L’un des instruments qui pourrait permettre d’améliorer notre protection sociale est le revenu de base, ou dotation universelle d’autonomie (DUA). La DUA est une réponse aux défis économique, social, écologique et démocratique de nos sociétés.

1. Une DUA pour améliorer, compléter et moderniser notre protection sociale

Alors que les cotisations sont perçues de manière individuelle, l’octroi des prestations est perçu par ménage. Ceci peut créer des inégalités, tend à rompre les solidarités, et pousse l’individu à développer des stratégies qui relèvent plus de la survie que du délit : travail au noir, domiciliation fictive.

D’un autre côté, le monde du travail rencontre de profondes mutations : automatisation, robotisation, délocalisation, hybridation des statuts et parcours, activités complémentaires, impact du numérique.

Pour avoir droit à des prestations sociales, il faut payer des cotisations. L’universalité de la couverture sociale dépend donc de la capacité de la société à assurer du travail. Ce modèle ne protège pas ceux qui ne sont pas encore entrés dans le monde du travail, ou qui en sont restés longtemps exclus. Il protège mal les femmes qui travaillent dans des conditions atypiques et se retrouvent en situation de dépendance.

Enfin, la poursuite de la croissance telle que nous la connaissons n’est certainement plus désirable. Ce nouveau modèle se heurte à une série de freins et d’obstacles du fait de notre grande dépendance au modèle croissanciste.

La conception de nouveaux outils est fondamentale pour maintenir un niveau de solidarité important. Une modification de notre système de protection sociale peut être bénéfique à la condition de concevoir des instruments permettant la restructuration de notre économie et la sécurisation des parcours individuels.

2. Une DUA parce que les expériences montrent que ça marche

Dans certaines expériences, l’argent donné gratuitement est utilisé dans des formations ou pour le lancement d’activités économiques. Les individus en font bon usage, et la consommation d’alcool, de tabac et de drogues diminue. La santé, la fréquentation et la performance scolaire s’améliorent. L’éradication de la pauvreté s’autofinance par la baisse des coûts sociaux, et parce que sortir une famille de la pauvreté crée des revenus et des recettes fiscales supplémentaires.

3. Une DUA pour faciliter les droits sociaux, éviter les non recours et la stigmatisation

Le système actuel de protection sociale provoque un phénomène de non recours, soit l’existence de personnes qui ont droit à une allocation mais n’en font pas la demande.

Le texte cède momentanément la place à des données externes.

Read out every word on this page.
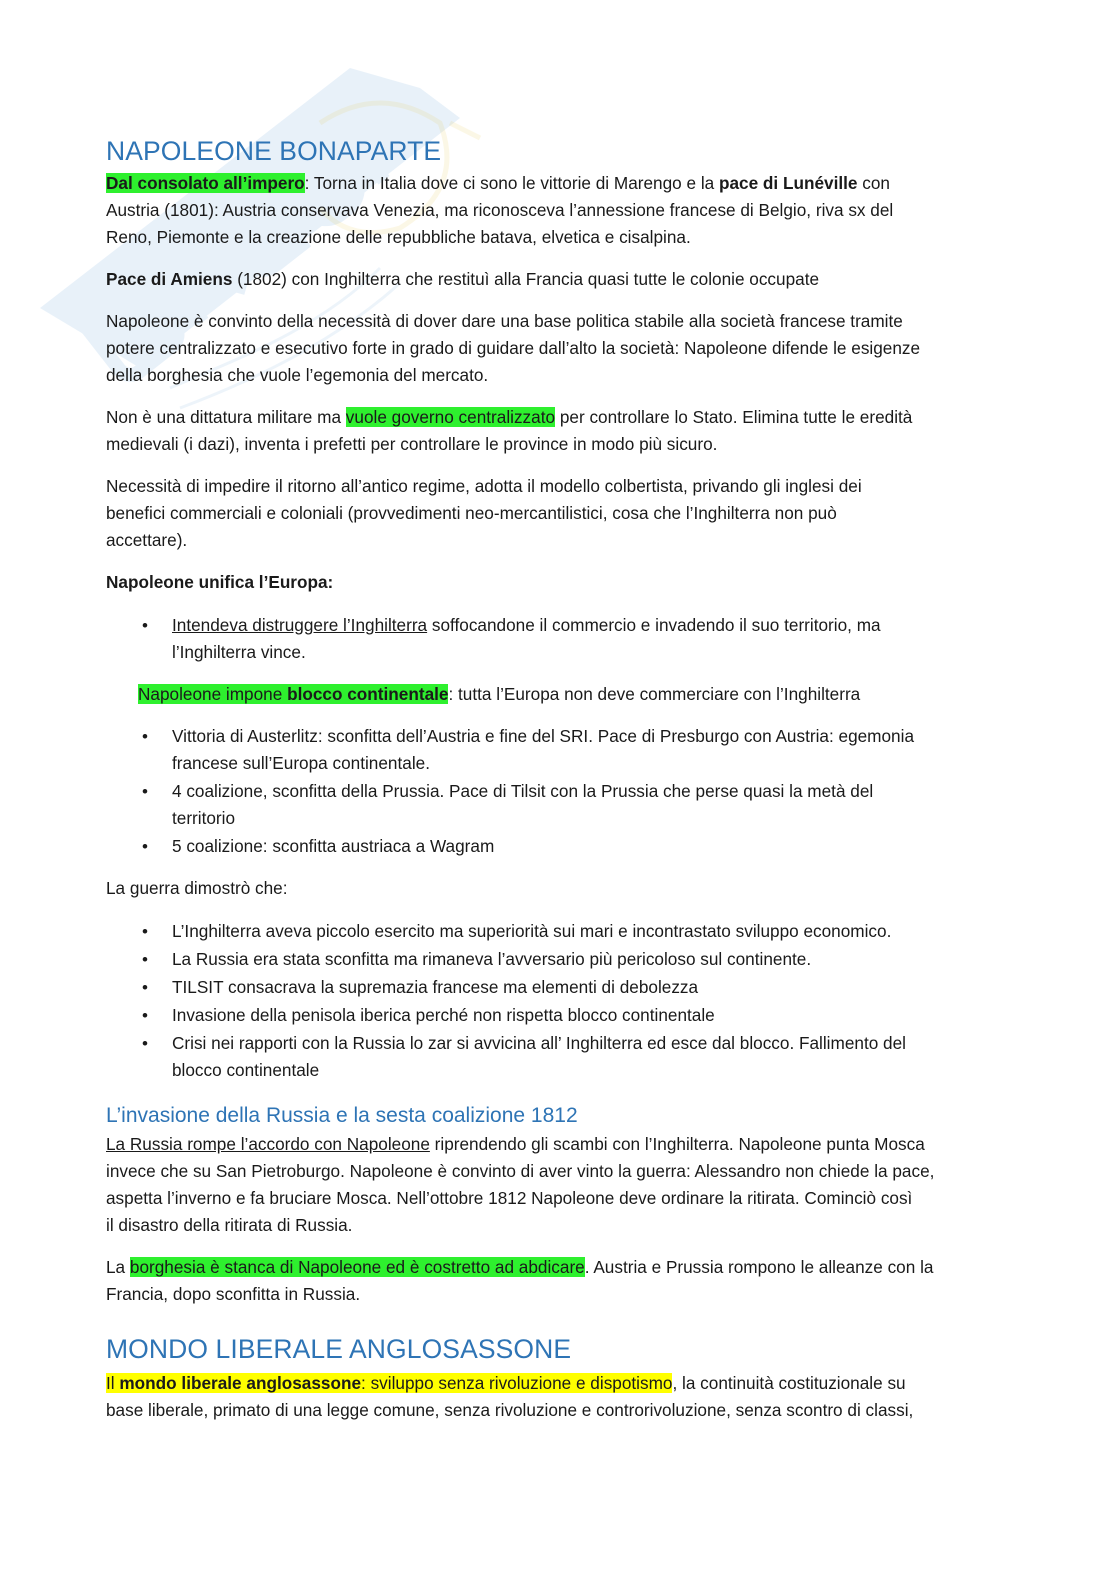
NAPOLEONE BONAPARTE
Dal consolato all’impero: Torna in Italia dove ci sono le vittorie di Marengo e la pace di Lunéville con
Austria (1801): Austria conservava Venezia, ma riconosceva l’annessione francese di Belgio, riva sx del
Reno, Piemonte e la creazione delle repubbliche batava, elvetica e cisalpina.
Pace di Amiens (1802) con Inghilterra che restituì alla Francia quasi tutte le colonie occupate
Napoleone è convinto della necessità di dover dare una base politica stabile alla società francese tramite
potere centralizzato e esecutivo forte in grado di guidare dall’alto la società: Napoleone difende le esigenze
della borghesia che vuole l’egemonia del mercato.
Non è una dittatura militare ma vuole governo centralizzato per controllare lo Stato. Elimina tutte le eredità
medievali (i dazi), inventa i prefetti per controllare le province in modo più sicuro.
Necessità di impedire il ritorno all’antico regime, adotta il modello colbertista, privando gli inglesi dei
benefici commerciali e coloniali (provvedimenti neo-mercantilistici, cosa che l’Inghilterra non può
accettare).
Napoleone unifica l’Europa:
• Intendeva distruggere l’Inghilterra soffocandone il commercio e invadendo il suo territorio, ma
l’Inghilterra vince.
Napoleone impone blocco continentale: tutta l’Europa non deve commerciare con l’Inghilterra
• Vittoria di Austerlitz: sconfitta dell’Austria e fine del SRI. Pace di Presburgo con Austria: egemonia
francese sull’Europa continentale.
• 4 coalizione, sconfitta della Prussia. Pace di Tilsit con la Prussia che perse quasi la metà del
territorio
• 5 coalizione: sconfitta austriaca a Wagram
La guerra dimostrò che:
• L’Inghilterra aveva piccolo esercito ma superiorità sui mari e incontrastato sviluppo economico.
• La Russia era stata sconfitta ma rimaneva l’avversario più pericoloso sul continente.
• TILSIT consacrava la supremazia francese ma elementi di debolezza
• Invasione della penisola iberica perché non rispetta blocco continentale
• Crisi nei rapporti con la Russia lo zar si avvicina all’ Inghilterra ed esce dal blocco. Fallimento del
blocco continentale
L’invasione della Russia e la sesta coalizione 1812
La Russia rompe l’accordo con Napoleone riprendendo gli scambi con l’Inghilterra. Napoleone punta Mosca
invece che su San Pietroburgo. Napoleone è convinto di aver vinto la guerra: Alessandro non chiede la pace,
aspetta l’inverno e fa bruciare Mosca. Nell’ottobre 1812 Napoleone deve ordinare la ritirata. Cominciò così
il disastro della ritirata di Russia.
La borghesia è stanca di Napoleone ed è costretto ad abdicare. Austria e Prussia rompono le alleanze con la
Francia, dopo sconfitta in Russia.
MONDO LIBERALE ANGLOSASSONE
Il mondo liberale anglosassone: sviluppo senza rivoluzione e dispotismo, la continuità costituzionale su
base liberale, primato di una legge comune, senza rivoluzione e controrivoluzione, senza scontro di classi,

Il s’explique par le manque d’information ou l’incompréhension du bénéficiaire, la complexité du dispositif, les incertitudes juridiques et la lourdeur des démarches ; le non recours peut s’apparenter à une « non-demande » volontaire : « effet repoussoir » ou « stigmatisant ». Un revenu de base vise à passer d’une société de défiance et de vérification à une société de confiance et d’émancipation.

4. Une DUA pour individualiser les droits sociaux

Notre Sécurité sociale est imprégnée de la vision sociologique qui prédominait en 1944, basée essentiellement sur le modèle social de l’homme gagnant seul l’argent du ménage. Il découle de cette vision que la protection sociale est principalement construite autour de la famille et de la notion de « ménage ». L’individualisation des droits sociaux apparaît comme utile et nécessaire afin d’appréhender les changements.

5. Une DUA pour lutter efficacement contre les pièges à l’emploi

Ici le bénéficiaire d’allocations n’a aucun intérêt à travailler car son salaire ne compense pas la baisse ou la suppression des allocations auxquelles il aurait droit s’il ne travaillait pas, et les dépenses liées au retour à l’emploi (dépenses de déplacement, frais de garde). Comme la DUA est inconditionnelle, elle permet d’éviter les pièges à l’emploi. Avec la DUA, une personne gagne plus si elle trouve un emploi ou augmente son travail. Les pertes de revenus liées aux diminutions d’allocations familiales ou sociales des autres membres du ménage ne peuvent plus se produire.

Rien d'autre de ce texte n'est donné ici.